Однако для нас важен вопрос не о том, как менял свою концепцию Выготский, а о том, почему он это делал. Поскольку переходы между его теориями никогда не проходили резко и в течение определенного периода каждая следующая теория формировалась в недрах предыдущей, то кажется очевидным, что переход на новый этап связан лишь с критическим анализом содержания результатов предыдущего этапа и не имеет общего для всех этапов источника. Между тем для Выготского существовала общая основная причина неудовлетворенности каждой из сформированных им теорий: ни одна из них не давала ответа на интересовавший его вопрос о «клеточке» психики, т.е. о собственно психической причинности развития психики.
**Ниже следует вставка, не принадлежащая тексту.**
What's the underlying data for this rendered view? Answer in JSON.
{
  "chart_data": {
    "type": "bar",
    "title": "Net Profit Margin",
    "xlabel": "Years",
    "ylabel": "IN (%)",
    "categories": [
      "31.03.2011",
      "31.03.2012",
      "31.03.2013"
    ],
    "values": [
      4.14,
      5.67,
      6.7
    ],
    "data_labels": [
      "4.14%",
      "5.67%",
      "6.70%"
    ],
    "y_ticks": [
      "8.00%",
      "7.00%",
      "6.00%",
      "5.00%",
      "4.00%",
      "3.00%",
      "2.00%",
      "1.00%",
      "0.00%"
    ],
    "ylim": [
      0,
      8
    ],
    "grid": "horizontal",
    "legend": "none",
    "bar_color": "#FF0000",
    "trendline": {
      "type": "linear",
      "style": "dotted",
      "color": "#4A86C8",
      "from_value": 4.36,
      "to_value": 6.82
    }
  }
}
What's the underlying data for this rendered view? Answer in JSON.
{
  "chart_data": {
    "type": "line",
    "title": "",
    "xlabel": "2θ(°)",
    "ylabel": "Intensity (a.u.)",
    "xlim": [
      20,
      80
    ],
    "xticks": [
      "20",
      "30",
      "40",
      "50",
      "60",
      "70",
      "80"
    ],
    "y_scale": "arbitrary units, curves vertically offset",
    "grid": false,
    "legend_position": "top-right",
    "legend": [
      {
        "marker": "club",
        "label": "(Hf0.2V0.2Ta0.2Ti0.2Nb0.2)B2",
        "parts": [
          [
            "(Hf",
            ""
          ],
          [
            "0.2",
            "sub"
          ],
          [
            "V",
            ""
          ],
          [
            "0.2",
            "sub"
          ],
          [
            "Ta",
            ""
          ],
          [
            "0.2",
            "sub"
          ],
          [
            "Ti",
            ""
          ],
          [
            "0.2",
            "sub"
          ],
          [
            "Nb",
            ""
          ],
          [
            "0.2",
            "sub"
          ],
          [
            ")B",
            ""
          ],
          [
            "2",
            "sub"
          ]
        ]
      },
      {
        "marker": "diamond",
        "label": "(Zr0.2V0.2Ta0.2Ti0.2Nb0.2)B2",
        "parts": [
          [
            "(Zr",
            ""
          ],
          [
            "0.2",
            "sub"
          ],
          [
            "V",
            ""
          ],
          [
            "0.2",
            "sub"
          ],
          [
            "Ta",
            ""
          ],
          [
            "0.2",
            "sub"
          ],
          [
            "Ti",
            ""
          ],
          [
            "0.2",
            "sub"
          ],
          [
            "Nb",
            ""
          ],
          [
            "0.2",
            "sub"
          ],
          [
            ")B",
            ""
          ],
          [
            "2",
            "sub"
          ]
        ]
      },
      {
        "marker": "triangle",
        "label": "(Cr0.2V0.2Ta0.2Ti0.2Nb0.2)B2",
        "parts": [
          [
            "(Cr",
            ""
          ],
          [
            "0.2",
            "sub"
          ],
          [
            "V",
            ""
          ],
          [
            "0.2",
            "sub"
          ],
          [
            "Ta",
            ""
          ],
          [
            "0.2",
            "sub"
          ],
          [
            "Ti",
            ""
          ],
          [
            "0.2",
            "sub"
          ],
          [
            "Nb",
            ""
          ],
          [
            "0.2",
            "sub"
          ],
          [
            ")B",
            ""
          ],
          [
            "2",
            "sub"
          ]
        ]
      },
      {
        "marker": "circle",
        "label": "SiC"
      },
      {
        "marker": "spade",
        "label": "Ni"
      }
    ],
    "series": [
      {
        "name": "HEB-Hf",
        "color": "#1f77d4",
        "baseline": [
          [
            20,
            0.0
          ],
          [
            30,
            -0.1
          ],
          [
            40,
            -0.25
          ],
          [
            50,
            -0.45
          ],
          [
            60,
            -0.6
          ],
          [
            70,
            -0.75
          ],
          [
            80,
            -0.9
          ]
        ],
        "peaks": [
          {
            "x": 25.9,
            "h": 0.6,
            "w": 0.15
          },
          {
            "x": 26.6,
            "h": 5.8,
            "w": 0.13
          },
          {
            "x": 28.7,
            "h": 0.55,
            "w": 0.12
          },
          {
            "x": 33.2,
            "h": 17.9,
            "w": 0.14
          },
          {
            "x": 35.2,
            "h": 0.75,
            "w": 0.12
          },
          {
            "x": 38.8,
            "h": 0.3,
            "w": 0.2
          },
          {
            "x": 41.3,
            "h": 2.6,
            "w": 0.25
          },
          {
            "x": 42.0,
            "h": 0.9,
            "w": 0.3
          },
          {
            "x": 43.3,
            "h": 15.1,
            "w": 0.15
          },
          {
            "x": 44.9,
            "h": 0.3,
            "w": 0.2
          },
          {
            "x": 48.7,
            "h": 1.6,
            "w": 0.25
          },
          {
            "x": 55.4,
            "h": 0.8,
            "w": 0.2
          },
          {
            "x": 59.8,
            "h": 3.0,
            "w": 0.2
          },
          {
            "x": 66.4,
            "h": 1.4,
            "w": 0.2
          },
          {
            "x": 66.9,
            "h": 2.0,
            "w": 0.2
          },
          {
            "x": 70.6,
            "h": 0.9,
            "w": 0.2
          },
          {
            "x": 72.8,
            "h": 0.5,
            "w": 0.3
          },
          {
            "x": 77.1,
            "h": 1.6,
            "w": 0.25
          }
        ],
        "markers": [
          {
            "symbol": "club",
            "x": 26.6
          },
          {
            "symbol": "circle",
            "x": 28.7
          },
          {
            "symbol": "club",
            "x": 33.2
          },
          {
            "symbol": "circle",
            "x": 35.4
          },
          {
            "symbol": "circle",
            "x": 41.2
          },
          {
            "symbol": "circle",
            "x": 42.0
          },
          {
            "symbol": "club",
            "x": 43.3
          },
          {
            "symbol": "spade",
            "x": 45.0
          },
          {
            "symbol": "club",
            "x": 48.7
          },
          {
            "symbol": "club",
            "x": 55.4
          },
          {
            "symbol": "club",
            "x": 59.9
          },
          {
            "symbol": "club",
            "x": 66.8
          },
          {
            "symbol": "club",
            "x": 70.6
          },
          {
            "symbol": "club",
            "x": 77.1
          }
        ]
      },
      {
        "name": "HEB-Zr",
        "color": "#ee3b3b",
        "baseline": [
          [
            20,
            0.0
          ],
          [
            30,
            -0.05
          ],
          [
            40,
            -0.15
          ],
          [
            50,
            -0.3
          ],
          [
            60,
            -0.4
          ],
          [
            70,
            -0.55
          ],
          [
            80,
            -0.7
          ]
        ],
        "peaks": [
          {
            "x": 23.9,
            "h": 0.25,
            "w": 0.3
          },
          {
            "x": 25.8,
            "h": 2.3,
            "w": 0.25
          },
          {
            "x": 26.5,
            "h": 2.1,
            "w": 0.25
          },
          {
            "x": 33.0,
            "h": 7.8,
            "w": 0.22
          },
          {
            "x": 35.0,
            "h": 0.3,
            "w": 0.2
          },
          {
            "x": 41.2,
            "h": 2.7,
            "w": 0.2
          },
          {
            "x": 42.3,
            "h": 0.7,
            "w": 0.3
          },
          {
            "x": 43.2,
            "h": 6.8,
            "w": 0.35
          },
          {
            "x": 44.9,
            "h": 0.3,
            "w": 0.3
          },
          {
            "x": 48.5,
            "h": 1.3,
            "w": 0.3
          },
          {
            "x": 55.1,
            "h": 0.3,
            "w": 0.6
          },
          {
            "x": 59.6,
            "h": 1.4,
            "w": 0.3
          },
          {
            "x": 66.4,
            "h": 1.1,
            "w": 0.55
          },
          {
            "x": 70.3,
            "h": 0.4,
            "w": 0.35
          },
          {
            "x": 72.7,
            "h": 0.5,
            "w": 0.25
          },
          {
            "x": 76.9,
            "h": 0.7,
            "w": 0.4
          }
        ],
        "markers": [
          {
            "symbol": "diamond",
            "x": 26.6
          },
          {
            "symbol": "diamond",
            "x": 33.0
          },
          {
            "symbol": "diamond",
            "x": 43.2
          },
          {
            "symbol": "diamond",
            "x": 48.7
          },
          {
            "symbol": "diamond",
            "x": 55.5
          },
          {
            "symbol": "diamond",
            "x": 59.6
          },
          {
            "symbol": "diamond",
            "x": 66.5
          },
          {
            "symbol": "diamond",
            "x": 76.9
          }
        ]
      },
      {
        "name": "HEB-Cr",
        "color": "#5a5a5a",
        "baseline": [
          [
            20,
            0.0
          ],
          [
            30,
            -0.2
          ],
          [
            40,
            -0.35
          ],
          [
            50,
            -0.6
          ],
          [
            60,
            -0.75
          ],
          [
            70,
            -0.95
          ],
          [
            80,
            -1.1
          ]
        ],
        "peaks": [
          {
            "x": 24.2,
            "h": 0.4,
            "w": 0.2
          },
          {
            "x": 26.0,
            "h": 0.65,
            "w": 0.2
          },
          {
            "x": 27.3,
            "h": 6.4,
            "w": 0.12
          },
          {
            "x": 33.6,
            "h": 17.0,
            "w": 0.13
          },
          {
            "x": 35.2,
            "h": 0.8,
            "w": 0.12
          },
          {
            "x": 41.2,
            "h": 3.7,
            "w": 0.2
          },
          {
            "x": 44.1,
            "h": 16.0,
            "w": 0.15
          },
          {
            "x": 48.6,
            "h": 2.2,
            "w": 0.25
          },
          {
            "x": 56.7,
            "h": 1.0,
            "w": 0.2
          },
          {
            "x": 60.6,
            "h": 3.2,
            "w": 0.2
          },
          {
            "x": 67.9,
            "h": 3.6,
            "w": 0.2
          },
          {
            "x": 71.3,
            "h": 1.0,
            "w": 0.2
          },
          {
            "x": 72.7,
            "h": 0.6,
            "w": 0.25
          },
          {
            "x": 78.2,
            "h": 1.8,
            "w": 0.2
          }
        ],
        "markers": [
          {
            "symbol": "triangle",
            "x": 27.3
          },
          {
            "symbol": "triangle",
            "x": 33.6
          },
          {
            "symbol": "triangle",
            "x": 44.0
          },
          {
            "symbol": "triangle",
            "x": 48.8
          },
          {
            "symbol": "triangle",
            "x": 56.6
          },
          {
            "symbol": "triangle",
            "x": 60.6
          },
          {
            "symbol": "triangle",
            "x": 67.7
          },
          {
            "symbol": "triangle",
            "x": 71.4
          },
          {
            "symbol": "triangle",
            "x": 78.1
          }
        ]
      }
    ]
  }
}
Для него было важно, оставаясь в рамках культурно-исторического подхода (т.е. показывая историческую изменчивость исходной «клеточки»), не подменять детерминацию психики социальными, культурными детерминантами. И собственные варианты теории не устраивали Выготского как раз тем, что они в вопросе детерминации отдавали пальму первенства «культурным» (социальным) факторам. В концепции развития психики через опосредствованность словом последнее понималось целиком как социальный предмет. Концепция системного взаимодействия психических функций представлялась более психологической, поскольку в ней развитие значений рассматривалось не в плане социальных изменений, а в плане онтогенетического развития, имеющего собственные детерминанты и этапы (Выготский, 1999). Но и данный вариант оставался для Выготского «слишком социальным», поскольку это развитие имеет своей целью общественно закрепленное значение, и поэтому «Мышление и речь» заканчивается тезисом о необходимости идти глубже, в мотивацию. В последние годы как вариант «собственно психологической клеточки» он рассматривал «переживание». Таким образом, центральной причиной, которая двигала Выготского к изменению теории, являлось стремление уйти от социальной к собственно психологической детерминации, но без потери идеи культурно-исторической обусловленности психики.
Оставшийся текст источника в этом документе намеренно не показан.